At Hendrix, 11th President Sets His Course

This article appeared on April 19, 2015, in the Arkansas-Democrat Gazette

CONWAY – Alumni from as far back as the Class of 1937 arrived by foot, wheelchair and walker at an outdoor ceremony under large shade trees Saturday to inaugurate Hendrix College's 11th president, William "Bill" Tsutsui.

With songs of celebration, faculty members in colorful regalia, and words of exhortation and praise, Tsutsui, 51, accepted the chain of office -- a chain of bronze links bearing the name of each president and a bronze medallion depicting the college's seal.

Tsutsui spoke of the college's need to stress accessibility, affordability, diversity and inclusion, and he urged the college to pursue its core focus -- a liberal-arts education with stringent standards -- while also improving on its connections to Arkansas.

"Hendrix is not for slouchers," he said, noting the school has the state's highest retention and graduation rates. "There is no hiding on the back row here."

But Hendrix also "is not just for a thin slice of the elite," he said, and must continue the past year's efforts to "create a truly inclusive community ... rather than inflame and divide."

Board Chairman David Knight told the audience that Tsutsui already has done a "tremendous job."

Since Tsutsui became president in June, Knight said, the college has announced three programs to make the school more accessible to students of all economic levels and to strengthen its ties to Arkansas.

In an interview last week, Tsutsui recalled hearing a common refrain from young people and their parents after he moved from Texas to Conway: "'If I'd have had just a few thousand dollars more, I could have [gone] to Hendrix.'"

With that and the board's encouragement, Tsutsui said he began looking for ways to make the private college, which is affiliated with the United Methodist Church, more accessible to Arkansans of all economic levels and races while also focusing on maintaining high academic standards.

Almost a year later, Hendrix has announced three initiatives aimed at doing just that: one involving a partnership with KIPP Delta Public Schools, a charter school system in eastern Arkansas; another with the League of United Latin American Citizens; and a third for academically strong high school seniors in Arkansas.

"I really want to make it possible for people like that to come to Hendrix," said Tsutsui, pronounced "suit sooie."

"Education is the greatest gift we can give everyone.

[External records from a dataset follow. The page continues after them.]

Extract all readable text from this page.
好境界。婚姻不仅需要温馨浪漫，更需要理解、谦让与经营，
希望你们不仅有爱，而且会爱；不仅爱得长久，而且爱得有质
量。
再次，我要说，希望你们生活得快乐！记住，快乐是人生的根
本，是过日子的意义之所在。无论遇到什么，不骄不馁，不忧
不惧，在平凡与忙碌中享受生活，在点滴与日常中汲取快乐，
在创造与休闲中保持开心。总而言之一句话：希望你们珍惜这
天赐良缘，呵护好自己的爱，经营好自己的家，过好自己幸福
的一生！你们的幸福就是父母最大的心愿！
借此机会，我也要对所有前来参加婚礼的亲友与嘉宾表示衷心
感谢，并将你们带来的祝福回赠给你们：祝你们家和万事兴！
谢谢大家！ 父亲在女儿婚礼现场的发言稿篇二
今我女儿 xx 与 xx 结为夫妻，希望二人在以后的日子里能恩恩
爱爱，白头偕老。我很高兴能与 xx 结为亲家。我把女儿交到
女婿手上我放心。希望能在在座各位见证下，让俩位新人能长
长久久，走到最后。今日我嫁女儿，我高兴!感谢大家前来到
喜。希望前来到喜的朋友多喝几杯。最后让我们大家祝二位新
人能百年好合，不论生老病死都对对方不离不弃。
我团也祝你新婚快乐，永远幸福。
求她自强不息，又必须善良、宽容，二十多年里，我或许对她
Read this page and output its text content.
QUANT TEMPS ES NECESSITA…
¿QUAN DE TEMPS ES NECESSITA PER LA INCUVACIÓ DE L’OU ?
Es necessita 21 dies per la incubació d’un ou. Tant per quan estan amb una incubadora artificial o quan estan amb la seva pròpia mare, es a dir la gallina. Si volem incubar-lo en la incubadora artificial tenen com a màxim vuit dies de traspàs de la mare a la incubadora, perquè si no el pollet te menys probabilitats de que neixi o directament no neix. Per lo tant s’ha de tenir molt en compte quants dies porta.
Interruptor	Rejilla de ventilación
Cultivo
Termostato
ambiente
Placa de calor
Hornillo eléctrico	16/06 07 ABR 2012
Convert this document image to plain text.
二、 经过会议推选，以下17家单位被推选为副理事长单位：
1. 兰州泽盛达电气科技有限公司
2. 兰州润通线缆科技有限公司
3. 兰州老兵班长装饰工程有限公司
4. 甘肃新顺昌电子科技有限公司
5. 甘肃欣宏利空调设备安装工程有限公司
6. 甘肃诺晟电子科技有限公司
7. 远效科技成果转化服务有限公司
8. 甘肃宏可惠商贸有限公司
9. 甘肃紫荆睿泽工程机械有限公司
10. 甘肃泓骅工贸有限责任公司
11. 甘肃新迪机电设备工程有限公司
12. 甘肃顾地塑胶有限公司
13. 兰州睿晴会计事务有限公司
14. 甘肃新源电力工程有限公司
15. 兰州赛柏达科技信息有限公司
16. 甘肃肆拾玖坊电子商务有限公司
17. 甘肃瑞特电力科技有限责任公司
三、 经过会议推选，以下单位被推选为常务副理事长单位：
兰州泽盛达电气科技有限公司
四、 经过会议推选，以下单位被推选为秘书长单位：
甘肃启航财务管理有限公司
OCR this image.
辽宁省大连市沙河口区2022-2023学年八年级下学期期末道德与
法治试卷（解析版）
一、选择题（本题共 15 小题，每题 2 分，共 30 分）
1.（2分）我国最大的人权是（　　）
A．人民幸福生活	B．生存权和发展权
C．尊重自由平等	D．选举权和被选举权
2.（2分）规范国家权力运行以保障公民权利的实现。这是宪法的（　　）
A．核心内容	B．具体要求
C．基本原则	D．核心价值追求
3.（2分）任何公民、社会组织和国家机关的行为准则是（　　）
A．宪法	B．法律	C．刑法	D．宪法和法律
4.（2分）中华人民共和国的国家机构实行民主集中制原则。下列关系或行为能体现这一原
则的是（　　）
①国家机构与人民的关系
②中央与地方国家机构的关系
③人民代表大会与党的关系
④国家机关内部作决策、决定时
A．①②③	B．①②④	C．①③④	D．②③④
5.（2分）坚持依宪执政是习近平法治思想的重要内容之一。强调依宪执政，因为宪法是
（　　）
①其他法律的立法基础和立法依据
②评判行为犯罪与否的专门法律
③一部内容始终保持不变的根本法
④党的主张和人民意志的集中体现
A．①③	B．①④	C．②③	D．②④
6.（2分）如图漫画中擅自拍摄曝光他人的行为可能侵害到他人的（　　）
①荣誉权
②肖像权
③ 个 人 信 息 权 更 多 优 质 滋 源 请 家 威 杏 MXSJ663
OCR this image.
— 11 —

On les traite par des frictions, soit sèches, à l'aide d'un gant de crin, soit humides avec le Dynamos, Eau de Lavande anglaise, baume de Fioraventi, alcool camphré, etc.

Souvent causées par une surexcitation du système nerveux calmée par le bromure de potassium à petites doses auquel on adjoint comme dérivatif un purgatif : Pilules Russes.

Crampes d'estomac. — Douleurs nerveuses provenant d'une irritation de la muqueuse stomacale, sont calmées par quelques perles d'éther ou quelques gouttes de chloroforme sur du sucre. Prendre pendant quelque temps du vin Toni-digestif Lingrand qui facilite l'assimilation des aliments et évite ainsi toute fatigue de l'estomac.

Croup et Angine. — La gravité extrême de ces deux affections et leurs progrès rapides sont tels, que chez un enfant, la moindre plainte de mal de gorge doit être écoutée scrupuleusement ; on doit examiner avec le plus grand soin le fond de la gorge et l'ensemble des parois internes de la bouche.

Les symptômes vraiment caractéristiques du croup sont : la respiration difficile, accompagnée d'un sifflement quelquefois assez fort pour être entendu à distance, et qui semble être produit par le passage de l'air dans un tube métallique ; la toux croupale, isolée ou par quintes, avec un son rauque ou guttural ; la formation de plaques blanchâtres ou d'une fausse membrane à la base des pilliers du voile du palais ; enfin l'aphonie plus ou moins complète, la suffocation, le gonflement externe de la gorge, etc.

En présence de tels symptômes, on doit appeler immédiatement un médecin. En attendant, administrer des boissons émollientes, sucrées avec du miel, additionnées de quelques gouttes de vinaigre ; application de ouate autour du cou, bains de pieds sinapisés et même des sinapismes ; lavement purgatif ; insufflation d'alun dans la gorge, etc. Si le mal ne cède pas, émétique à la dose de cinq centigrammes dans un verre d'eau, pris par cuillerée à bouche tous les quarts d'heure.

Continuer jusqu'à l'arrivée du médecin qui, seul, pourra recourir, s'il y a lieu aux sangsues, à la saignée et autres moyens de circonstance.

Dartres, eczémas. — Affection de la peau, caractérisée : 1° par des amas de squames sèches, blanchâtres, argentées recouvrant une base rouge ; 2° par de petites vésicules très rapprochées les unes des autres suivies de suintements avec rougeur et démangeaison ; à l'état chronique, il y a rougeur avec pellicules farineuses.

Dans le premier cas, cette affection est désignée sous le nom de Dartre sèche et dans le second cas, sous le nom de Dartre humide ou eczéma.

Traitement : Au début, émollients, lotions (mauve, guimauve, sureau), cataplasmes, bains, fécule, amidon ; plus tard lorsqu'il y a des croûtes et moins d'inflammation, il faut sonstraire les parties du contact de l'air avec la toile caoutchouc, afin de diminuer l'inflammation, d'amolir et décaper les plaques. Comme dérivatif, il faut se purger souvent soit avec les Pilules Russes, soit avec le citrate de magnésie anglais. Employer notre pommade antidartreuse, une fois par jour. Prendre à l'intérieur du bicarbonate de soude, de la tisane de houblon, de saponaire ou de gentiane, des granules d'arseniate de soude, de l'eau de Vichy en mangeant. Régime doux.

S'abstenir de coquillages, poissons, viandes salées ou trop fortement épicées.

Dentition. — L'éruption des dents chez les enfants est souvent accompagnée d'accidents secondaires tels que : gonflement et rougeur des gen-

And it is not just meant for the few; it is meant for the many," he added.

Having worked in public and private education, Tsutsui said he's happy where he is.

"I'm not going back to the public sector," he said. "I've had it working for legislators. The legislators want the cheapest university possible. The billionaires want the best university possible."

Tsutsui grew up in Texas and holds degrees from Harvard, Oxford and Princeton. He spent 17 years at the University of Kansas and was dean of Dedman College of Humanities and Sciences at Southern Methodist University from 2010-14.

He has written or edited eight books. His academic focus is on the business, environmental and cultural history of 20th-century Japan.

His inauguration followed a week of events, some in honor of Tsutsui's Japanese-American heritage. On Thursday, Irene Hirano Inouye, president of the U.S.-Japan Council, spoke in Little Rock.

On Friday, the college commemorated Henry Sugimoto's 1943 painting, Arrival at Camp Jerome, part of Hendrix's permanent collection. The work depicts a family shortly after arriving at the south Arkansas internment camp for Japanese-Americans during World War II.

On Saturday, an alumni awards breakfast honored Tom Courtway, a Hendrix graduate and president of the University of Central Arkansas across town from Hendrix. Laurie Smith, a longtime Hendrix employee until she retired, was honored with the James E. Major Service Award.

And Friday night, there was a showing of "a classic Godzilla film," appropriate since Tsutsui collects Godzilla memorabilia. References to the huge, radioactive monster popped up during his and Knight's speeches Saturday.

Since a student gave Tsutsui a Godzilla piggy bank years ago, he has collected "hundreds" of items. He keeps a small sampling in his office because his wife, Hendrix English professor Marjorie Swann, won't let him display any Godzilla items at home, he said.

Of Tsutsui's eight books, one is about the monster, which was created in Japan: Godzilla on My Mind: Fifty Years of the King of Monsters. A big, inflatable Godzilla graced the Hendrix campus Saturday.